Outre Hélène, elle a dirigé Emmanuelle Devos (souvent), Anne Le Ny, Bulle Ogier, Agathe Bonitzer (forcément), Chiara Mastronianni, Malik Zidi, Mathieu Amalric, Melvil Poupaud, Sandrine Kiberlain… Un vivier d’acteurs épatant qui confine à une cohérence ronde et gourmande.

Affiche du film Aie, avec Hélène Fillières.

© Pierre Grise Productions. Tous droits réservés.

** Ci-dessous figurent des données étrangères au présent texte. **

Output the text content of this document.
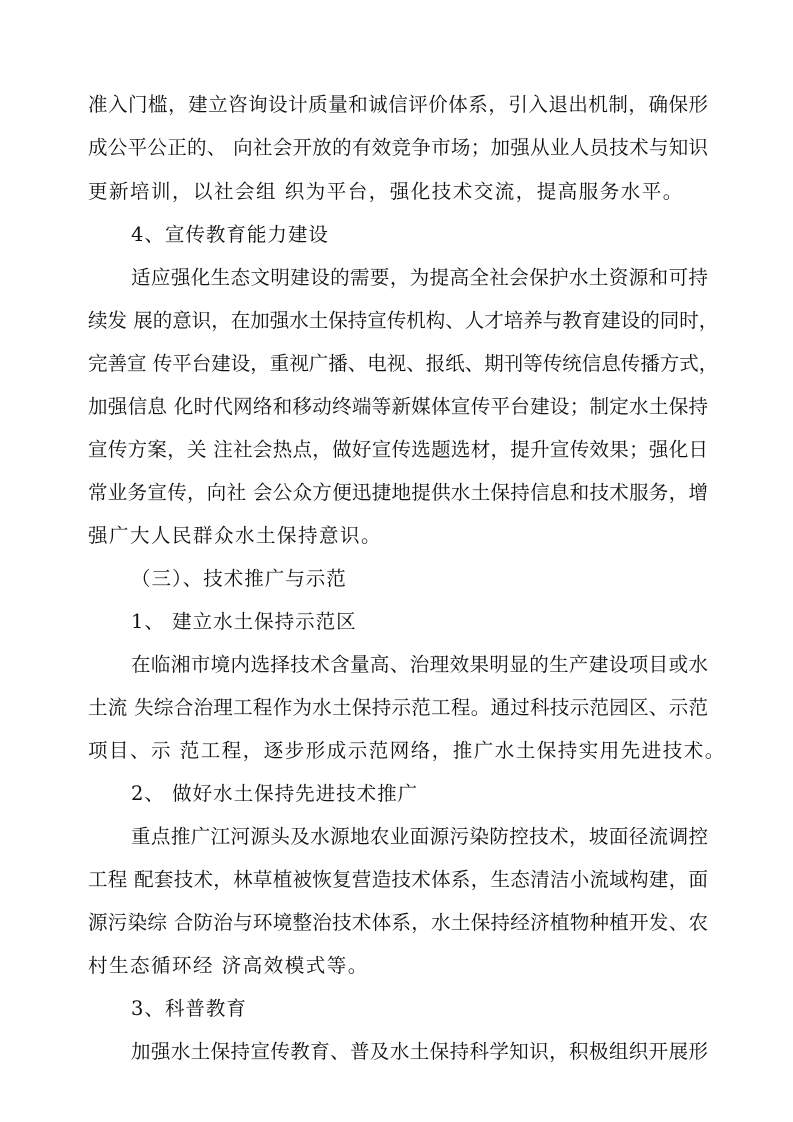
准入门槛，建立咨询设计质量和诚信评价体系，引入退出机制，确保形
成公平公正的、 向社会开放的有效竞争市场；加强从业人员技术与知识
更新培训，以社会组 织为平台，强化技术交流，提高服务水平。
4、宣传教育能力建设
适应强化生态文明建设的需要，为提高全社会保护水土资源和可持
续发 展的意识，在加强水土保持宣传机构、人才培养与教育建设的同时，
完善宣 传平台建设，重视广播、电视、报纸、期刊等传统信息传播方式，
加强信息 化时代网络和移动终端等新媒体宣传平台建设；制定水土保持
宣传方案，关 注社会热点，做好宣传选题选材，提升宣传效果；强化日
常业务宣传，向社 会公众方便迅捷地提供水土保持信息和技术服务，增
强广大人民群众水土保持意识。
（三）、技术推广与示范
1、 建立水土保持示范区
在临湘市境内选择技术含量高、治理效果明显的生产建设项目或水
土流 失综合治理工程作为水土保持示范工程。通过科技示范园区、示范
项目、示 范工程，逐步形成示范网络，推广水土保持实用先进技术。
2、 做好水土保持先进技术推广
重点推广江河源头及水源地农业面源污染防控技术，坡面径流调控
工程 配套技术，林草植被恢复营造技术体系，生态清洁小流域构建，面
源污染综 合防治与环境整治技术体系，水土保持经济植物种植开发、农
村生态循环经 济高效模式等。
3、科普教育
加强水土保持宣传教育、普及水土保持科学知识，积极组织开展形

Son cinéma demeure peu connu et pas forcément du goût de tous. Depuis l’oxymorique Grande petite, minuscule production tournée en 1993, avec Judith Godrèche, Hugues Quester, Emmanuel Salinger, Helene Fillières (ce plaisir des noms, pour un film rare que nous n’avons pas vu), le public a sûrement été affecté par certain de ses scénarios à l’écran.

Elle a collaboré avec Lvovsky (Oublie-moi, en 1995), Grandrieux (le barré de l’image et de l’esprit Sombre, en 1999), le social et psychologique De bon matin de Jean-Marc Moutout, avec Darroussin, écrit à l’époque de la crise financière des subprimes, Week-ends d’Anne Villaceque, chronique d’un “dimanche à la campagne”, avec Lvovsky et Viard, actrice que l’on aurait tant aimée voir dirigée par ce tempérament. Par ailleurs, Sophie Fillières a coécrit avec Julie Bertucceli La dernière folie de Claire Darling, dans lequel Deneuve jouait encore avec son image bourgeoise, dans une forme de simplicité saisissante. Plus récemment, Fillières scénariste avait aidé Nicolas Maury sur son premier long en tant que réalisateur, Garçon chiffon, projet un peu sacrifié par les confinements, lors de sa sortie en 2020.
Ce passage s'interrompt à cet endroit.